Mediterranean Quinoa Salad
- 200g quinoa
- 300ml vegetable broth
- 2 tomatoes, diced
- 1 cucumber, diced
- 1 bell pepper, diced
- 50g Kalamata olives
- 3 tbsp olive oil
- 2 tbsp lemon juice
- Salt and pepper to taste
Cook the quinoa in vegetable broth until it absorbs all liquid. Let it cool then mix with diced tomatoes, cucumber, bell pepper, and olives. Dress with olive oil, lemon juice, salt, and pepper.
Chickpea Salad Sandwich
- 1 can (400g) chickpeas, drained and rinsed
- 2 tbsp vegan mayo
- 3 tbsp diced celery
- 3 tbsp diced red onion
- 1 tsp Dijon mustard
- 4 slices bread
- Lettuce leaves
- Tomato slices
Mash chickpeas and mix with vegan mayo, celery, red onion, and Dijon mustard.
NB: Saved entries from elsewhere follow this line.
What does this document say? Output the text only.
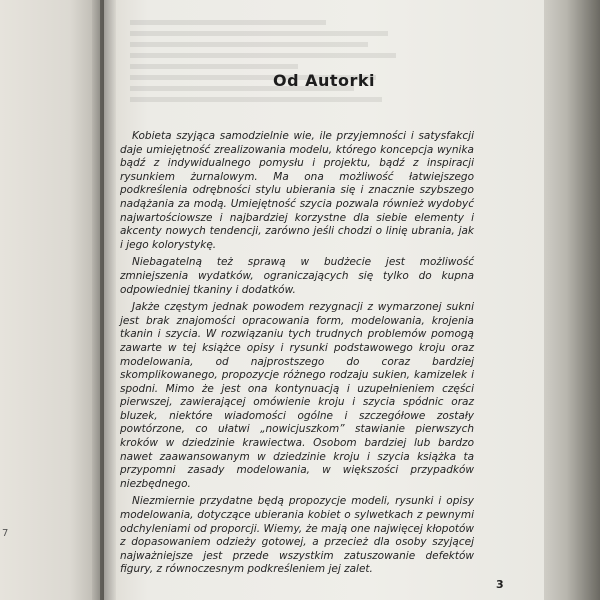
7
Od Autorki

Kobieta szyjąca samodzielnie wie, ile przyjemności i satysfakcji daje umiejętność zrealizowania modelu, którego koncepcja wynika bądź z indywidualnego pomysłu i projektu, bądź z inspiracji rysunkiem żurnalowym. Ma ona możliwość łatwiejszego podkreślenia odrębności stylu ubierania się i znacznie szybszego nadążania za modą. Umiejętność szycia pozwala również wydobyć najwartościowsze i najbardziej korzystne dla siebie elementy i akcenty nowych tendencji, zarówno jeśli chodzi o linię ubrania, jak i jego kolorystykę.

Niebagatelną też sprawą w budżecie jest możliwość zmniejszenia wydatków, ograniczających się tylko do kupna odpowiedniej tkaniny i dodatków.

Jakże częstym jednak powodem rezygnacji z wymarzonej sukni jest brak znajomości opracowania form, modelowania, krojenia tkanin i szycia. W rozwiązaniu tych trudnych problemów pomogą zawarte w tej książce opisy i rysunki podstawowego kroju oraz modelowania, od najprostszego do coraz bardziej skomplikowanego, propozycje różnego rodzaju sukien, kamizelek i spodni. Mimo że jest ona kontynuacją i uzupełnieniem części pierwszej, zawierającej omówienie kroju i szycia spódnic oraz bluzek, niektóre wiadomości ogólne i szczegółowe zostały powtórzone, co ułatwi „nowicjuszkom” stawianie pierwszych kroków w dziedzinie krawiectwa. Osobom bardziej lub bardzo nawet zaawansowanym w dziedzinie kroju i szycia książka ta przypomni zasady modelowania, w większości przypadków niezbędnego.

Niezmiernie przydatne będą propozycje modeli, rysunki i opisy modelowania, dotyczące ubierania kobiet o sylwetkach z pewnymi odchyleniami od proporcji. Wiemy, że mają one najwięcej kłopotów z dopasowaniem odzieży gotowej, a przecież dla osoby szyjącej najważniejsze jest przede wszystkim zatuszowanie defektów figury, z równoczesnym podkreśleniem jej zalet.

3
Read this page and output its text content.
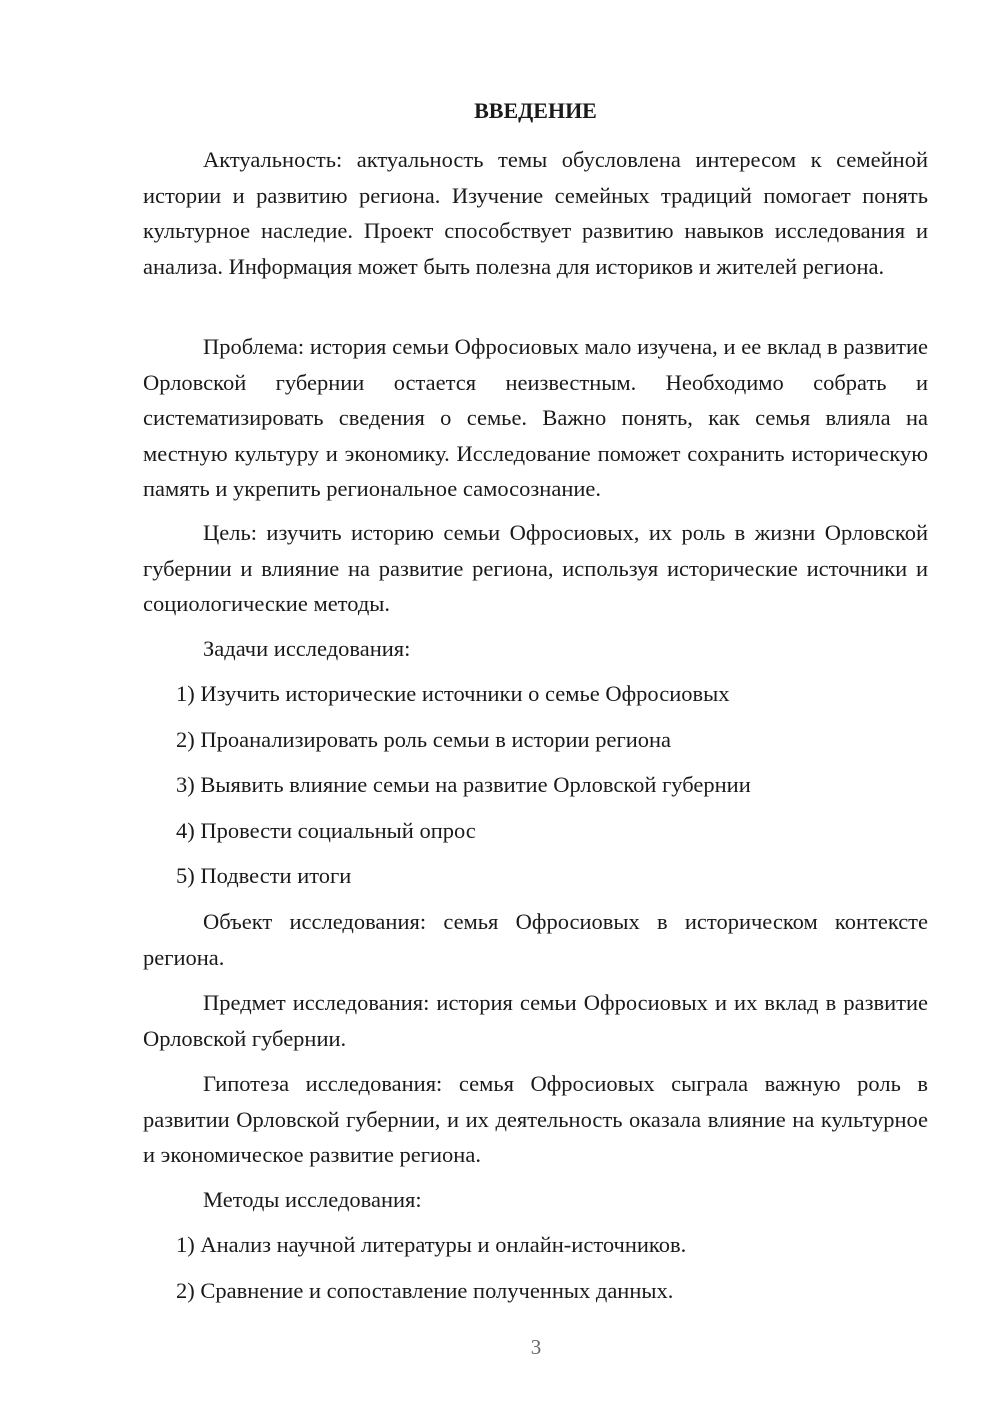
ВВЕДЕНИЕ

Актуальность: актуальность темы обусловлена интересом к семейной истории и развитию региона. Изучение семейных традиций помогает понять культурное наследие. Проект способствует развитию навыков исследования и анализа. Информация может быть полезна для историков и жителей региона.

Проблема: история семьи Офросиовых мало изучена, и ее вклад в развитие Орловской губернии остается неизвестным. Необходимо собрать и систематизировать сведения о семье. Важно понять, как семья влияла на местную культуру и экономику. Исследование поможет сохранить историческую память и укрепить региональное самосознание.

Цель: изучить историю семьи Офросиовых, их роль в жизни Орловской губернии и влияние на развитие региона, используя исторические источники и социологические методы.

Задачи исследования:

1) Изучить исторические источники о семье Офросиовых

2) Проанализировать роль семьи в истории региона

3) Выявить влияние семьи на развитие Орловской губернии

4) Провести социальный опрос

5) Подвести итоги

Объект исследования: семья Офросиовых в историческом контексте региона.

Предмет исследования: история семьи Офросиовых и их вклад в развитие Орловской губернии.

Гипотеза исследования: семья Офросиовых сыграла важную роль в развитии Орловской губернии, и их деятельность оказала влияние на культурное и экономическое развитие региона.

Методы исследования:

1) Анализ научной литературы и онлайн-источников.

2) Сравнение и сопоставление полученных данных.

3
Spread the mixture on two slices of bread, top with lettuce and tomato, then add the remaining bread to create a sandwich.
Avocado and White Bean Wrap
- 1 ripe avocado
- 1 can (400g) white beans, drained and rinsed
- 50g spinach
- Cucumber slices
- 4 large tortillas
- Lemon juice to taste
Mash avocado with lemon juice. Lay out the tortilla, spread mashed avocado, add spinach and cucumber slices, then top with white beans before rolling up into a wrap.